Ces systèmes permettent l’étude de l’interaction entre les cellules immunitaires et tumorales aux stades précoces de la transformation maligne. De plus, les embryons et les larves de ce poisson sont transparents et l’injection de cellules tumorales peut intervenir aux différents stades de développement. Ces propriétés permettent ainsi une visualisation en détail des processus biologiques et la mise en évidence de voies de signalisations importantes dans la mélanomagenèse (Lee et al, 2005 ; Haldi et al, 2006 ; Topczewska et al, 2006 ; Diez-Torre et al, 2009).

Parmi les autres avantages liés à l’utilisation de ce modèle, citons la visualisation des processus d’angiogenèse aux stades préliminaires (Lawson et Weinstein, 2002 ; Hoffman et al, 2012), le criblage et l’identification ainsi que l’optimisation de lead thérapeutiques (White et al, 2011 ; Zhou et al, 2012) et enfin le profil de réponse à un candidat thérapeutique (Jeong et al, 2008 ; Goldstone et al, 2010 ; Asnani et al, 2014) (Figure 8).

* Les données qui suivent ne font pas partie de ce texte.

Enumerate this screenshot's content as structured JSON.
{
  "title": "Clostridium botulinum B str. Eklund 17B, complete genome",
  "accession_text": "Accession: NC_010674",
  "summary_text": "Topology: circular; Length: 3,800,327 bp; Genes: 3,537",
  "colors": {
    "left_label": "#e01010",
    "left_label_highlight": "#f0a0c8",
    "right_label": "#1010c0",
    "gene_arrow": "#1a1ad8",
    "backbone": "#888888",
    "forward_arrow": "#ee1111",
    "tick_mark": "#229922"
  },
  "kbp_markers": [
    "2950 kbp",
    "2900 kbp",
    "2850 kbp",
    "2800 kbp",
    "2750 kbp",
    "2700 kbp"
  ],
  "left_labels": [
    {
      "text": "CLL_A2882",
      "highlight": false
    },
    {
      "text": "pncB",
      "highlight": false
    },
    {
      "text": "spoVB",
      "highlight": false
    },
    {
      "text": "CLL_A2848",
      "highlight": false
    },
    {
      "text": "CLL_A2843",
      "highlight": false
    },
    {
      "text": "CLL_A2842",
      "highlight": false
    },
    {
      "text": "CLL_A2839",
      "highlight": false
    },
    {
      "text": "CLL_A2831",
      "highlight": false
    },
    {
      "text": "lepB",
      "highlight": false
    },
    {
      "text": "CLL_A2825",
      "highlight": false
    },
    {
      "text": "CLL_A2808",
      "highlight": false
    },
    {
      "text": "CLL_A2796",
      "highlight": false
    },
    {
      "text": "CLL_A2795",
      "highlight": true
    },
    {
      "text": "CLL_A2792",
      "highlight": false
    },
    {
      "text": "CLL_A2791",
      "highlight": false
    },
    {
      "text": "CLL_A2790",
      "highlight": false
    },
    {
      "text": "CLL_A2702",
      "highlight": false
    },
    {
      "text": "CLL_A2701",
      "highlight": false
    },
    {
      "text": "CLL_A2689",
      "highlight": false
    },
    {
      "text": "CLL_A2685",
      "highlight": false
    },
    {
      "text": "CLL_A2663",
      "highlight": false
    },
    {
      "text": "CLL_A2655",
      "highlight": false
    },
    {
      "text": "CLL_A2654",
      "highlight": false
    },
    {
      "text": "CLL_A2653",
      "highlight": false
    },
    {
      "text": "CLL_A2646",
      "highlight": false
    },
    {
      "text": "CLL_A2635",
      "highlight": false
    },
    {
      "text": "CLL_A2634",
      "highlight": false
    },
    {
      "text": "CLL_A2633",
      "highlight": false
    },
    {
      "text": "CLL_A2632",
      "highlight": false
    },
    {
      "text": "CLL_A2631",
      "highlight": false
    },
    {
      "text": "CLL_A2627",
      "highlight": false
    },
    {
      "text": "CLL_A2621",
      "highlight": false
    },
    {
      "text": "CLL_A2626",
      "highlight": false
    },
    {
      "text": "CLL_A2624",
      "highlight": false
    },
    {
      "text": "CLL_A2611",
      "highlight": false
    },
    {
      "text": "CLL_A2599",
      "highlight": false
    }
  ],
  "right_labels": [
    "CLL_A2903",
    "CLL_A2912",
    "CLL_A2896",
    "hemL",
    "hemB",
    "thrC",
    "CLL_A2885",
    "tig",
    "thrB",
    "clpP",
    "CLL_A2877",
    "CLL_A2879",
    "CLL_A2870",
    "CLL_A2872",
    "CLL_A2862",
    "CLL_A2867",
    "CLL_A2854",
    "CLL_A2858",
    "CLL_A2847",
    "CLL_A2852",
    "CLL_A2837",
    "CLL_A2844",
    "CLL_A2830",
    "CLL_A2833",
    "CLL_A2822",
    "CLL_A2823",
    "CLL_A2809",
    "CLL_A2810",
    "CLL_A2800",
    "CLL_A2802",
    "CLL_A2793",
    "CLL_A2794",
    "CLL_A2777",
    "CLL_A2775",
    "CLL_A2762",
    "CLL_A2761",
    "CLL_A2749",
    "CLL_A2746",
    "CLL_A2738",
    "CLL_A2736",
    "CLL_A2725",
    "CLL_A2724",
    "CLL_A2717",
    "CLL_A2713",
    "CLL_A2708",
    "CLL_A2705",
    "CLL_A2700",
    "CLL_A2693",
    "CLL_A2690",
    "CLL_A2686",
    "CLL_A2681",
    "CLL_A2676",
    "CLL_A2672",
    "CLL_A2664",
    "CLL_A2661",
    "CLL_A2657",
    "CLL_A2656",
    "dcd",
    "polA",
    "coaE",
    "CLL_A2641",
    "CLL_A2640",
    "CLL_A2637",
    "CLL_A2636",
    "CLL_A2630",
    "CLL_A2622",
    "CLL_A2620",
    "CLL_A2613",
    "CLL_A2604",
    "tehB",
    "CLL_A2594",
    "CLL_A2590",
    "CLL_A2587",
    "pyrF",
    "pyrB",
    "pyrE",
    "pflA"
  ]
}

L’absence de certains organes tels que la glande mammaire et la prostate, limitant la modélisation des pathologies liées à ces tissus (MacRae et Petersson, 2015) ainsi que l’absence

de système immunitaire mature avant 28 jours de développement constituent les principaux inconvénients liées à l’utilisation de ce modèle (Taylor et al, 2009).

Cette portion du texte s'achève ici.